At the moment, the film versions of 101 Dalmatians, Peter Pan and Alice in Wonderland are all rated either PG or U, meaning that they are, for the most part, considered suitable for general viewing.
However, a recent report published by Thorax, a medical journal, which is part-owned by the British Thoracic Society, has proposed that films featuring actors smoking must automatically be issued with an adult (18) certificate. This would potentially mean that, thanks to Cruella De Vil's penchant for cigarettes, Captain Hook and his double cigar holder and the shisha-smoking Caterpillar who aggravates Alice, the movies mentioned above would be off-limits to children.
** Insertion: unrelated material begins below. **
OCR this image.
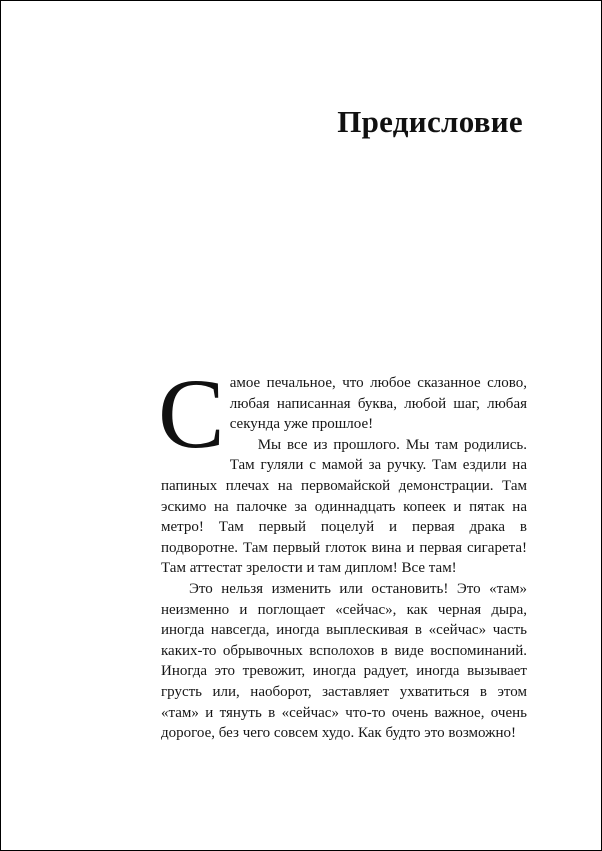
Предисловие
С амое печальное, что любое сказанное слово, любая написанная буква, любой шаг, любая секунда уже прошлое!

Мы все из прошлого. Мы там родились. Там гуляли с мамой за ручку. Там ездили на папиных плечах на первомайской демонстрации. Там эскимо на палочке за одиннадцать копеек и пятак на метро! Там первый поцелуй и первая драка в подворотне. Там первый глоток вина и первая сигарета! Там аттестат зрелости и там диплом! Все там!

Это нельзя изменить или остановить! Это «там» неизменно и поглощает «сейчас», как черная дыра, иногда навсегда, иногда выплескивая в «сейчас» часть каких-то обрывочных всполохов в виде воспоминаний. Иногда это тревожит, иногда радует, иногда вызывает грусть или, наоборот, заставляет ухватиться в этом «там» и тянуть в «сейчас» что-то очень важное, очень дорогое, без чего совсем худо. Как будто это возможно!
The report, which was produced by researchers from the UK Centre for Tobacco Control Studies, is basing these claims on the results of a study of 5,000 teenagers. The 15-year-olds were asked to identify films they had seen out of a list of box office hits (Spider-Man, The Matrix and Bridget Jones's Diary among them). Results showed that those who had seen the most films featuring smoking were 75 per cent more likely to have tried it themselves and 50 per cent more likely to be smokers, compared with their peers who had watched fewer movies. The conclusion is that smoking in films not only glamorises but encourages the habit.
In terms of response, the British Board of Film Classification has so far stood firm behind its current system, stating that while this is an issue, there is no clear public demand for a change to the way in which ratings are issued.